Steady-state kinetic studies have demonstrated that LigAB is highly specific for catecholic substrates with an electron withdrawing/hydrogen bond accepting substituent on C1. While LigAB was previously known to have promiscuous activity, this promiscuity has now been expanded beyond molecules of the LDAC degradation pathway of S. paucimobilis SYK-6. Analysis of the structure and oxidation potentials of the accepted substrates suggests that LigAB is highly specific for diol containing substrates with an oxidation potential between 5.40 and 6.30 eV. Additionally, steric and hydrogen bonding interactions by active site residues (such as Phe103α, Thr271β, or Ser269β) likely impart some of LigAB’s substrate specificity, modulating the catalysis of accepted substrates and preventing some substrate-like molecules that meet these parameters from being acceptable substrates. Mutagenesis of LigAB will likely reveal the relative importance of these residues in controlling substrate specificity.

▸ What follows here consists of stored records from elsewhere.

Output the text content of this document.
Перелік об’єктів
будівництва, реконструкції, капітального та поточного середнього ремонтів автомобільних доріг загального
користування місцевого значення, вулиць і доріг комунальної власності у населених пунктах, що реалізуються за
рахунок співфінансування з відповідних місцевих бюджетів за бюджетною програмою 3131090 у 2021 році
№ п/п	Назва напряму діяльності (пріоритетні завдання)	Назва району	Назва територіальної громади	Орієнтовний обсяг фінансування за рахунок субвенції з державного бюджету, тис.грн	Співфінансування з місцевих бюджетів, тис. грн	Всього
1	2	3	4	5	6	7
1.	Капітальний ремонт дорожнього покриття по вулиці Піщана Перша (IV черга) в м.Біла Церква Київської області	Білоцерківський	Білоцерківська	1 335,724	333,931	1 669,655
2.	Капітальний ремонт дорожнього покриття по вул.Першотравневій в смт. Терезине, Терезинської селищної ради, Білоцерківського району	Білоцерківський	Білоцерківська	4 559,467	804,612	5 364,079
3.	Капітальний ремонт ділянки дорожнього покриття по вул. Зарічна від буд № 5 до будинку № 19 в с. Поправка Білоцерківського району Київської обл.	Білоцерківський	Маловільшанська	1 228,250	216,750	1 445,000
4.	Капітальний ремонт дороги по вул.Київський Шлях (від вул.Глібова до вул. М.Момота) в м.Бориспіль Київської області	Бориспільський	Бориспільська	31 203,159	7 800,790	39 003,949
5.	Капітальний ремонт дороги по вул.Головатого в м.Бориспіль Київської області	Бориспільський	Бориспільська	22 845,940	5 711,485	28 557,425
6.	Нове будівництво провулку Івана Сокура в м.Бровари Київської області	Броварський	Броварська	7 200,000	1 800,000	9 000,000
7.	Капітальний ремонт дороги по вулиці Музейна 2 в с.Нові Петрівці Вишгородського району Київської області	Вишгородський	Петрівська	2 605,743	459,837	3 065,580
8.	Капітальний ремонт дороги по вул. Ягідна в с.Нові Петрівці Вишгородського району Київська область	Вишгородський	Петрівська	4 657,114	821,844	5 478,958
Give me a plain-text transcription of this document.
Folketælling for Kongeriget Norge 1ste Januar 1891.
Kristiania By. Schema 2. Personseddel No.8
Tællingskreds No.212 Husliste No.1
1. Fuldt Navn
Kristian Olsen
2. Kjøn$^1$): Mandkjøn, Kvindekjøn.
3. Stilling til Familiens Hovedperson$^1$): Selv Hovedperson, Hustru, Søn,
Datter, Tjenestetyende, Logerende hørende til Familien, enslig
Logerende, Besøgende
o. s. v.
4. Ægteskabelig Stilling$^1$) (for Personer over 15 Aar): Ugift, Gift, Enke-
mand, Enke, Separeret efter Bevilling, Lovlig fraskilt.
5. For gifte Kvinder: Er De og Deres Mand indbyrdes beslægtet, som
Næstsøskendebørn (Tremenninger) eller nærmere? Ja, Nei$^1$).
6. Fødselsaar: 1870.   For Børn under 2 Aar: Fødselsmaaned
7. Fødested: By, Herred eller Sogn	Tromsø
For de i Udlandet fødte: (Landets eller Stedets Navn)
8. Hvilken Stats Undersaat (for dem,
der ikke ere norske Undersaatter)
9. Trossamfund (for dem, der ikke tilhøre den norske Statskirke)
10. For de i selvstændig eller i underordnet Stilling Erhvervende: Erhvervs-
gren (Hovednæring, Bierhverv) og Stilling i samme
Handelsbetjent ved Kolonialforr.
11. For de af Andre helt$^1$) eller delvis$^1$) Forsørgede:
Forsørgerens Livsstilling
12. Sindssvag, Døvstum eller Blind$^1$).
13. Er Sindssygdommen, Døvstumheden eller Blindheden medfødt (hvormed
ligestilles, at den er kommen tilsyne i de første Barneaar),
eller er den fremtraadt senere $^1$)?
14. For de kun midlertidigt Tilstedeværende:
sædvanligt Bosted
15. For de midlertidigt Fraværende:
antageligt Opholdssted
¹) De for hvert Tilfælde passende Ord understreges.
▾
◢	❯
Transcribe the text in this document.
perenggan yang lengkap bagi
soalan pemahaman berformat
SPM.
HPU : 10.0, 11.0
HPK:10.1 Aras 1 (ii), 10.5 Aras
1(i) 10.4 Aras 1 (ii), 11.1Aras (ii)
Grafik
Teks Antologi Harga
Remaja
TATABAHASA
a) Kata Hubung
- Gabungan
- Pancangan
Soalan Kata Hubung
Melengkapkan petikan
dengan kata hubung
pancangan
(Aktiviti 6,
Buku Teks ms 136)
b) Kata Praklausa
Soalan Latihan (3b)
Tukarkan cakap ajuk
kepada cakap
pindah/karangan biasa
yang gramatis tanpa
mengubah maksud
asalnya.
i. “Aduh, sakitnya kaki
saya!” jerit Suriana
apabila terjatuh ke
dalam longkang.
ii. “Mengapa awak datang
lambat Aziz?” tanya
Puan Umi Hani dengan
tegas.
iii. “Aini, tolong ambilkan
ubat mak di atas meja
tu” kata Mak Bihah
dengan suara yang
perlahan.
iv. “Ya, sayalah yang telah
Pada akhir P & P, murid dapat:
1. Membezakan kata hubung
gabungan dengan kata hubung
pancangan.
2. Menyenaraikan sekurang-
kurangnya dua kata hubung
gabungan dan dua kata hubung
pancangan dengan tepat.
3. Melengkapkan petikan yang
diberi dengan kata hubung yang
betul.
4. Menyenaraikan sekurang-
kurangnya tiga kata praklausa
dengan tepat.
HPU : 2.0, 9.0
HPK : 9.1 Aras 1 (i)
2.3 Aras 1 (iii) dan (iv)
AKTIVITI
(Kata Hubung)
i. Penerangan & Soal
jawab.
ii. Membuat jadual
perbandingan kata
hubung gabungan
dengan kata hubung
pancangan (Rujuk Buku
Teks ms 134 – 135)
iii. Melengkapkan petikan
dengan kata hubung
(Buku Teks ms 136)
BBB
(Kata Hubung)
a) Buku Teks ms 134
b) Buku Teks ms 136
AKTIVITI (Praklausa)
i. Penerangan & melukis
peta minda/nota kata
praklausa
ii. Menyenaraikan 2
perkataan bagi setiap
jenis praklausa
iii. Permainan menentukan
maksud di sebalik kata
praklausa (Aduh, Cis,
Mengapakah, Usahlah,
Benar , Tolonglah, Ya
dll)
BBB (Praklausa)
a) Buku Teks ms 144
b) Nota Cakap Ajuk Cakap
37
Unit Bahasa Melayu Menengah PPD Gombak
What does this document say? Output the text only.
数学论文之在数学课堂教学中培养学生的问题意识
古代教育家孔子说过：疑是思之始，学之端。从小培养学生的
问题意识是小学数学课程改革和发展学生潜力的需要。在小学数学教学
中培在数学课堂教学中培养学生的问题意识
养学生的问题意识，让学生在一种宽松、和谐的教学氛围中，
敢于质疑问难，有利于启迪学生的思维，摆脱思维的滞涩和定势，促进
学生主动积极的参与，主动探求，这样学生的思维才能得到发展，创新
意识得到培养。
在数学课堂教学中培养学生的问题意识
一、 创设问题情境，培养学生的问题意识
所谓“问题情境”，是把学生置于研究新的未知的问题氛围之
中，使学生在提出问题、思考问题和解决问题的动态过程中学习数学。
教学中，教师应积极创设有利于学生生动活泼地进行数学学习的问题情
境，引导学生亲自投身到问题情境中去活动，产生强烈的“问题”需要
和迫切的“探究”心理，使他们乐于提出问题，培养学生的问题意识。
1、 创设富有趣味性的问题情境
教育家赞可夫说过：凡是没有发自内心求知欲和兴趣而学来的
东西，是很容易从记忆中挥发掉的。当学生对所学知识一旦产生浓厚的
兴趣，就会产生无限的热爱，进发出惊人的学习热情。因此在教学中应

LigAB, like other dioxygenases, is subject to mechanistic inactivation, although not all substrates show a concentration dependence on the rate of inactivation. In the case of the newly discovered substrate DHBAm, dead-end product inhibition dominates the mechanisms of inactivation. While inhibition of LigAB is not directly applicable to our research goals, a number of competitive inhibitors were also identified in this study. These results could provide insight toward identifying lead compounds in a system where dioxygenase inhibition is desired. Furthermore, the pH rate studies suggest this enzyme would have either two catalytic bases or that Fe(II) coordination is highly pH sensitive. Further mechanistic analyses, including mutagenesis, might shed light on these results and allow comparisons to mechanisms proposed for dioxygenases from other enzyme superfamilies. In total, these results make LigAB the first Type II dioxygenase to be fully characterized both structurally and kinetically and solidify its position as the defining member of the Type II dioxygenase superfamily.